Bud Light parent Anheuser Busch InBev (BUD) faced massive boycotts after it partnered with transgender social media influencer Dylan Mulvaney. It was a very small partnership but it led to a right-wing backlash spurred on by Kid Rock, who posted a video on social media where he chastised the company before shooting up cases of Bud Light with an automatic weapon.

Another brewery files Chapter 11 bankruptcy

Gizmo Brew Works, which does business under the name Roth Brewing Company LLC, filed for Chapter 11 bankruptcy protection on March 8. In its filing, the company checked the box that indicates that its debts are less than $7.5 million and it chooses to proceed under Subchapter V of Chapter 11. 

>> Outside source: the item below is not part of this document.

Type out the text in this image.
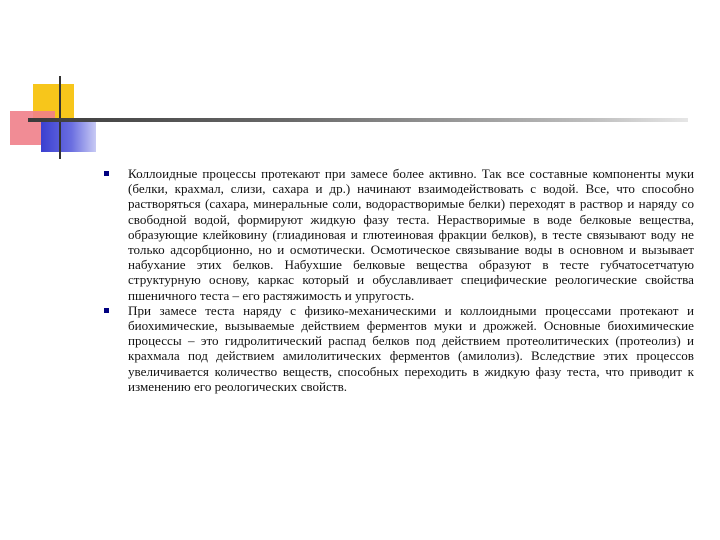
Коллоидные процессы протекают при замесе более активно. Так все составные компоненты муки (белки, крахмал, слизи, сахара и др.) начинают взаимодействовать с водой. Все, что способно растворяться (сахара, минеральные соли, водорастворимые белки) переходят в раствор и наряду со свободной водой, формируют жидкую фазу теста. Нерастворимые в воде белковые вещества, образующие клейковину (глиадиновая и глютеиновая фракции белков), в тесте связывают воду не только адсорбционно, но и осмотически. Осмотическое связывание воды в основном и вызывает набухание этих белков. Набухшие белковые вещества образуют в тесте губчатосетчатую структурную основу, каркас который и обуславливает специфические реологические свойства пшеничного теста – его растяжимость и упругость.

При замесе теста наряду с физико-механическими и коллоидными процессами протекают и биохимические, вызываемые действием ферментов муки и дрожжей. Основные биохимические процессы – это гидролитический распад белков под действием протеолитических (протеолиз) и крахмала под действием амилолитических ферментов (амилолиз). Вследствие этих процессов увеличивается количество веществ, способных переходить в жидкую фазу теста, что приводит к изменению его реологических свойств.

"Both small business and subchapter V cases are treated differently than a traditional chapter 11 case primarily due to accelerated deadlines and the speed with which the plan is confirmed," USCourts.gov explained. 

Roth Brewing/Gizmo Brew Works shared that it has 50-99 creditors and assets $100,000 and $500,000. The filing noted that the company does expect to have funds available for unsecured creditors. 

The popular brewery operates three taprooms and sells its beer to go at those locations.

"Join us at Gizmo Brew Works Craft Brewery and Taprooms located in Raleigh, Durham, and Chapel Hill, North Carolina. Find us for entertainment, live music, food trucks, beer specials, and most importantly, great-tasting craft beer by Gizmo Brew Works," the company shared on its website.

The company estimates that it has between $1 and $10 million in liabilities (a broad range as the bankruptcy form does not provide a space to be more specific).

Gizmo Brew Works/Roth Brewing did not share a reorganization or funding plan in its bankruptcy filing. An email request for comment sent through the company's contact page was not immediately returned.